Aston shone his torch into the left-hand tunnel, then the right. Down the right side he saw something wet on the ground and took one step forward. He glanced back and saw Slater, Marla, and Dig side by side just behind him, also looking at the wet patch. By Slater’s expression and Dig’s suddenly pale face and tight lips, he figured that they shared his opinion that it was blood. More from the same source as before, just beyond the door? The blood there that may or may not have belonged to the fidget spinner guard? This could be more of his. Or it could be new, maybe Jeff’s. Or it could have come from someone or something else entirely. Terry Reid moved up beside Aston, saw the blood on the floor, and gently pushed Aston’s hand aside, moving the beam of light away from it.
Aston frowned at him and the big man said, “Let’s not panic everyone.”
“Panic them? That was blood, right? You think it might be Jeff’s?”
“I don’t know what to think. It had to come from somewhere, but if that’s your cameraman’s blood, why isn’t there a trail?”
Slater frowned. “Maybe we’d find one if we went looking that way?”
“I didn’t see one leading away, did you?”
“I guess not.”
Sol, Larsen, and Syed had moved a little further down the left-hand tunnel and Sol called back to them. “More green glow this way.”
Aston and Reid shared a long look. Eventually Reid said, “Let’s just keep our eyes and ears open, okay?”
“Maybe you and your pals could go all up front now? You know, as you’ve got the guns.”
Terry grinned. “Sure.”
Slater looked from Aston to Reid and back again. She cupped her hands around her mouth and shouted, “Jeff! You up there?”

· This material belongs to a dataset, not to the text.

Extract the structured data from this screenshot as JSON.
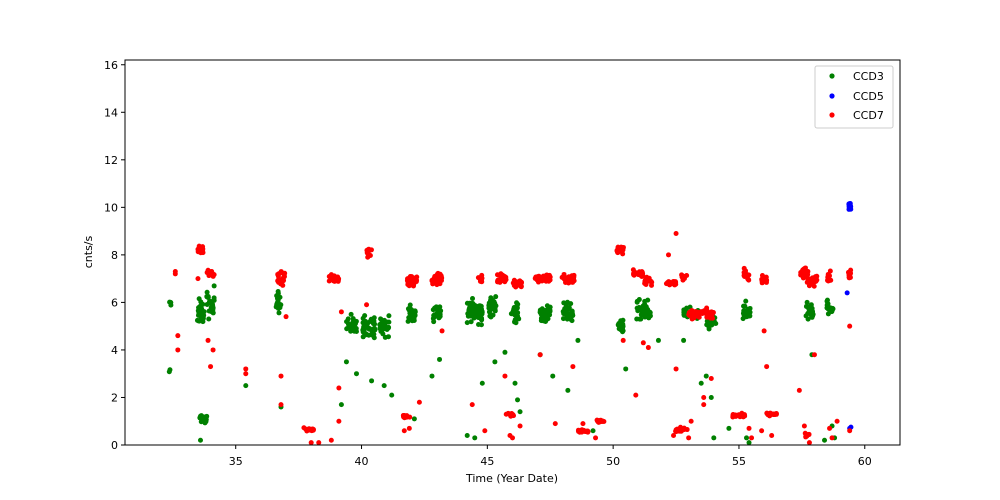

They all paused, listening hard as her voice echoed away. There was no reply.
“We should go look,” Slater said. “I know Jeff is an idiot, but we can’t ignore that blood or the fact that he may be up there. Maybe hurt.”
Reid nodded. “Gates, Tate.” The other two mercs came over. “I want you two to go up this passage, lights on, stay alert. The cameraman may have gone this way. Give it a few hundred yards, see what you find. If the way splits, you come back and tell me. If you find anything, you come back and tell me.”
“And if we find nothing after a few hundred yards?” Gates asked.
“Guess.”
“We come back and tell you?”
“Right.”
With a nod, the two moved off, shining their lights left and right. “Come on,” Reid said, and led Aston and Slater back around to the other tunnel. The rest of the team waited a few paces along.
“Anything?” Sol asked.
“No.” Slater’s face was dark. “Reid sent his two to have a look.”
“Okay. Meanwhile, let’s go this way. We might find Jeff up here.”
Slater didn’t reply, but exchanged a knowing look with Aston and Reid. They clearly didn’t expect to find Jeff any more than she did. They moved ahead, towards the next gentle green glow.